FOLHA - Os serviços de inteligência negligenciaram Cuba depois do 11 de Setembro?
LATELL -
É verdade que o Oriente Médio e as organizações terroristas passaram a ter prioridade na comunidade americana de inteligência, mas não acho que negligenciar seja a palavra adequada. Cuba ainda é importante para o governo americano.

FOLHA - O sr. descreve Raúl Castro em seu livro como um alcoólatra não-recuperado.
LATELL -
Ele deveria cuidar de si mesmo e parar de beber. Se continuar bebendo pesadamente, não sei o que acontecerá quando tiver de encarar uma crise, quando tiver de tomar decisões. Se isso acontecer, não creio que conseguirá ficar no poder por muito tempo, terá de renunciar.

FOLHA - Renunciar?
LATELL -
Sim, vai dividir o poder com outros cubanos. Creio que Carlos Lage [integrante do Conselho de Ministros] pode virar o presidente de Cuba, e Raúl continuaria no comando do Partido Comunista e dos serviços de inteligência e segurança. Ele pode querer ainda ter outras pessoas em posições mais visíveis que a dele.

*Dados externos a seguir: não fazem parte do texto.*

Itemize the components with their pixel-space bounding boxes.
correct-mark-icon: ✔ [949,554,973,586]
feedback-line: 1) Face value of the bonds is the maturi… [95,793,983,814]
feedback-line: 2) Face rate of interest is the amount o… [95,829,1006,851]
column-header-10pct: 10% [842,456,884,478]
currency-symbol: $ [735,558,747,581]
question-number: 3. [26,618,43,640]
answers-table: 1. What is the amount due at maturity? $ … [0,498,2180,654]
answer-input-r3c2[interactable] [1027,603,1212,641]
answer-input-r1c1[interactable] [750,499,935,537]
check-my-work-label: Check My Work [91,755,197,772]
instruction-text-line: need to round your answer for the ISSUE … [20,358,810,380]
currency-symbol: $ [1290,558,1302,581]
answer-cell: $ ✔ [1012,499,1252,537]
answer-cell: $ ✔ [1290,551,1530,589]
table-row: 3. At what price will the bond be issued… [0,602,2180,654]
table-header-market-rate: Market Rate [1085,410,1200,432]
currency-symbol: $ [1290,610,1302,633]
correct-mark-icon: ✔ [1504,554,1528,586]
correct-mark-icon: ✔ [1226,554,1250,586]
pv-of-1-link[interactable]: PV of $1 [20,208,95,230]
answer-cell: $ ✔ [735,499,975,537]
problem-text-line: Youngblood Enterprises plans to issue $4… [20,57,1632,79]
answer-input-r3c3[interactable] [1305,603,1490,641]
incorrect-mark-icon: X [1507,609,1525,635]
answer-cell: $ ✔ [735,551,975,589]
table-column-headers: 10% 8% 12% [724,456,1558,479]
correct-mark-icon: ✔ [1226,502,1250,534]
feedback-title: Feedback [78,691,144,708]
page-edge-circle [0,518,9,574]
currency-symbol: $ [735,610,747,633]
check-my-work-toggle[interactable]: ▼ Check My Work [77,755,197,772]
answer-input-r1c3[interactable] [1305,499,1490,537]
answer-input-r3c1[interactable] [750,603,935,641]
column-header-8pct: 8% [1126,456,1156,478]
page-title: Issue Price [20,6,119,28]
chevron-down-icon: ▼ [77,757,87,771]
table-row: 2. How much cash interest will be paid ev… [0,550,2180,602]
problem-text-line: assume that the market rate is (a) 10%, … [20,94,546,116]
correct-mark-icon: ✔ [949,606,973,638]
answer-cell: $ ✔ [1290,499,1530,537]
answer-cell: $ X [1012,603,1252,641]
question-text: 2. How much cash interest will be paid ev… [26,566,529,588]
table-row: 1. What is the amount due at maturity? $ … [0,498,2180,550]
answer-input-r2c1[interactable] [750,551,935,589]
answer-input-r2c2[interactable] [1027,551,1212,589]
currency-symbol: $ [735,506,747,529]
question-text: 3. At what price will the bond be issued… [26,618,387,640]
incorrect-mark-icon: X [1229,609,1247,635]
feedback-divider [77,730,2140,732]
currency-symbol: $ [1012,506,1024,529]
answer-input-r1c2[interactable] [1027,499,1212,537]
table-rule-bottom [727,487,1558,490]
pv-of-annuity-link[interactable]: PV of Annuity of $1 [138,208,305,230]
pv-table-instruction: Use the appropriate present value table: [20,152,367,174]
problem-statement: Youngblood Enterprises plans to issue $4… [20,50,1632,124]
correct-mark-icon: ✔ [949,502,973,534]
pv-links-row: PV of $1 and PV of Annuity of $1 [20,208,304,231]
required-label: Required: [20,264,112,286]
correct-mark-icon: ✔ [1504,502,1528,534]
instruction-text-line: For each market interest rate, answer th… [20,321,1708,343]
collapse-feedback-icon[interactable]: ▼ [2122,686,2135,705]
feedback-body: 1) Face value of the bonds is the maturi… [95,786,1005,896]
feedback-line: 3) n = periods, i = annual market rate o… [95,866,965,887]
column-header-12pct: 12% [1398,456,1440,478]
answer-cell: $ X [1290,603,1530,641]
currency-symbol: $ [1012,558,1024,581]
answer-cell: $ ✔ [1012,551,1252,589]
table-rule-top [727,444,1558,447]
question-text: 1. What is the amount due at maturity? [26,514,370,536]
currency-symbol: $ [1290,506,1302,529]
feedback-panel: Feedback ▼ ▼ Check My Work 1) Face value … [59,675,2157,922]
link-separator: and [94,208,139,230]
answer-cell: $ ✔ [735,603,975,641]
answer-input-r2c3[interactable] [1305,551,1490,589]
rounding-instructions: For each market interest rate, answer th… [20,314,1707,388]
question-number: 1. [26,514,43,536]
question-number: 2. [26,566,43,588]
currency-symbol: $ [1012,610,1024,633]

FOLHA - Caso ele seja confirmado no comando de Cuba, mudam as relações com os EUA?
LATELL -
Nada vai mudar até que Fidel morra. Se ele sobreviver a tudo isso e continuar no comando, como um líder emérito, ainda assim vai ser muito difícil para os novos líderes abandonar suas políticas, e isso inclui melhores relações com os EUA. Enquanto estiver respirando, Fidel não quererá isso. Não é o que pensam todos os outros, incluindo Raúl e Lage.

FOLHA - O jornal espanhol "El País" disse que Cuba está sendo governada por uma "junta". Quem está nela?
LATELL -
Quando Fidel escreveu aquela carta concedendo o poder antes da cirurgia, indicou vários outros integrantes a quem deu responsabilidades além de Raúl. Essa é a maneira que Raúl gosta de operar, com uma liderança coletiva.

FOLHA - Como o sr. vê hoje as tentativas da CIA de assassinar Fidel Castro nos anos 60?
LATELL -
Isso não é algo de que eu queira falar. Deixei a CIA e não estive envolvido em nenhuma dessas operações. Em toda a minha carreira lá fui um acadêmico, um analista, não estava envolvido em atividades do dia-a-dia.

FOLHA - Ainda assim, o sr. tem uma opinião sobre o episódio?
LATELL -
Essas coisas nunca deveriam ter sido feitas, são erros. Aconteceram durante o governo Kennedy, que nunca deveria ter feito isso.